2 Das Bundesamt für Fremdenwesen und Asyl wies diesen Antrag mit Bescheid vom 27. Februar 2017 wegen der Zuständigkeit Italiens zur Behandlung des Antrages auf internationalen Schutz zurück und sprach die Anordnung zur Außerlandesbringung aus.
3 Der dagegen erhobenen Beschwerde gab das Bundesverwaltungsgericht gemäß § 21 Abs. 3 zweiter Satz BFA-Verfahrensgesetz (BFA-VG) statt und hob den Bescheid vom 27. Februar 2017 auf.

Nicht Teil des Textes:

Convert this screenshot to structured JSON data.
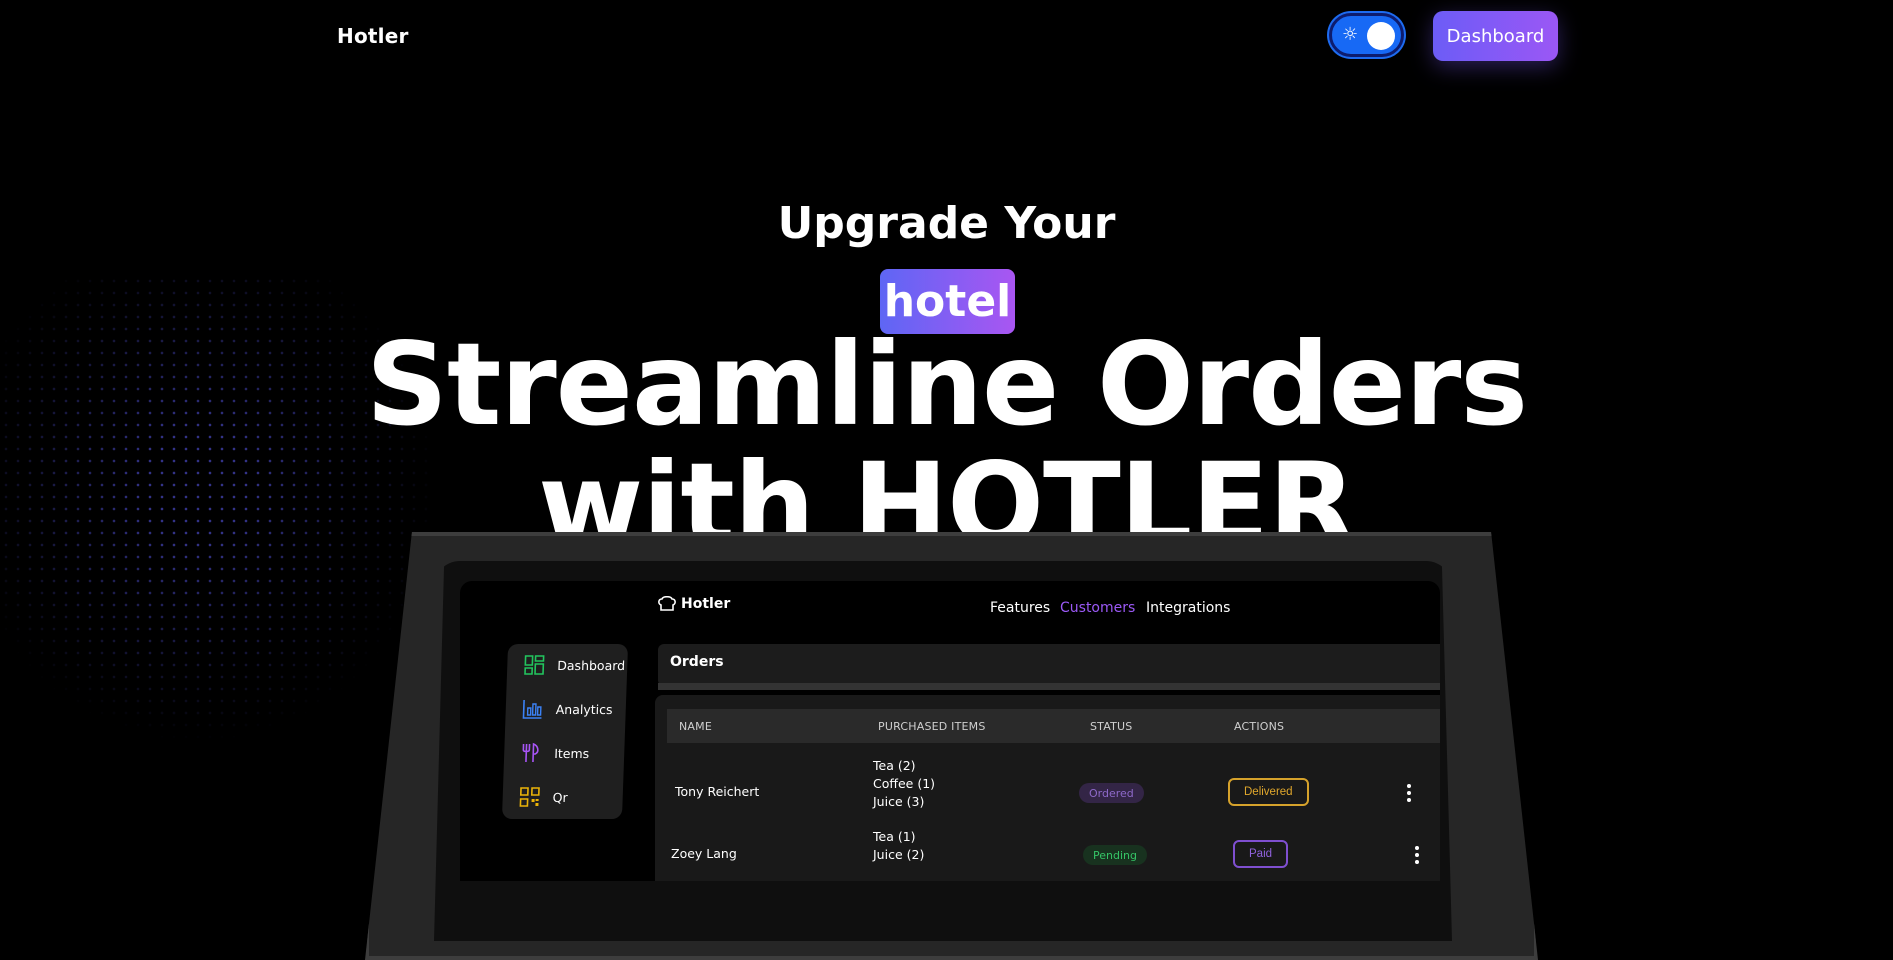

4 Infolge Versäumung der in der Dublin III-Verordnung vorgesehenen Fristen wurde sodann Österreich für die Behandlung des von der Revisionswerberin gestellten Antrages zuständig.

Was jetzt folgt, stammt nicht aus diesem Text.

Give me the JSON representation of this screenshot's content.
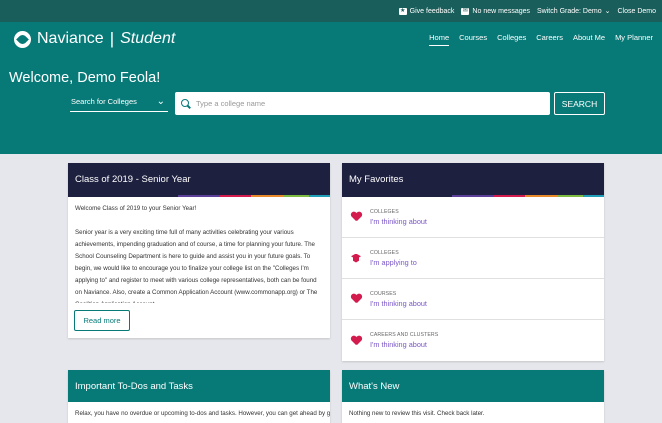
{
  "utility_bar": {
    "feedback": "Give feedback",
    "messages": "No new messages",
    "switch_grade": "Switch Grade: Demo",
    "close_demo": "Close Demo"
  },
  "header": {
    "brand_name": "Naviance",
    "brand_sub": "Student",
    "nav": [
      "Home",
      "Courses",
      "Colleges",
      "Careers",
      "About Me",
      "My Planner"
    ],
    "active_nav": "Home",
    "welcome": "Welcome, Demo Feola!"
  },
  "search": {
    "type_label": "Search for Colleges",
    "placeholder": "Type a college name",
    "button": "SEARCH"
  },
  "senior_card": {
    "title": "Class of 2019 - Senior Year",
    "intro": "Welcome Class of 2019 to your Senior Year!",
    "body": "Senior year is a very exciting time full of many activities celebrating your various achievements, impending graduation and of course, a time for planning your future. The School Counseling Department is here to guide and assist you in your future goals. To begin, we would like to encourage you to finalize your college list on the \"Colleges I'm applying to\" and register to meet with various college representatives, both can be found on Naviance. Also, create a Common Application Account (www.commonapp.org) or The Coalition Application Account.",
    "read_more": "Read more"
  },
  "favorites_card": {
    "title": "My Favorites",
    "items": [
      {
        "category": "COLLEGES",
        "label": "I'm thinking about",
        "icon": "heart-icon"
      },
      {
        "category": "COLLEGES",
        "label": "I'm applying to",
        "icon": "graduation-cap-icon"
      },
      {
        "category": "COURSES",
        "label": "I'm thinking about",
        "icon": "heart-icon"
      },
      {
        "category": "CAREERS AND CLUSTERS",
        "label": "I'm thinking about",
        "icon": "heart-icon"
      }
    ]
  },
  "todos_card": {
    "title": "Important To-Dos and Tasks",
    "text": "Relax, you have no overdue or upcoming to-dos and tasks. However, you can get ahead by going to"
  },
  "whatsnew_card": {
    "title": "What's New",
    "text": "Nothing new to review this visit. Check back later."
  },
  "colors": {
    "teal": "#077a78",
    "dark_teal": "#1a5e5b",
    "navy": "#1e2040",
    "accent_red": "#d41b4e",
    "link_purple": "#7b57c7",
    "stripe": [
      "#5b3f99",
      "#d41b4e",
      "#e88a2a",
      "#7dbb42",
      "#1fa0b8"
    ]
  }
}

5 Im Rahmen einer weiteren Vernehmung vor dem Bundesamt für Fremdenwesen und Asyl begründete die Revisionswerberin den Antrag auf internationalen Schutz damit, dass in ihrem Heimatland für Frauen Verbote existierten. Das Leben sei dort für Frauen kompliziert. Diese könnten sich nicht verwirklichen. Man könne dort nur leben, wenn man sich an die Anweisungen halte. Es sei für die Revisionswerberin aber schwer, nach den Anweisungen anderer zu leben.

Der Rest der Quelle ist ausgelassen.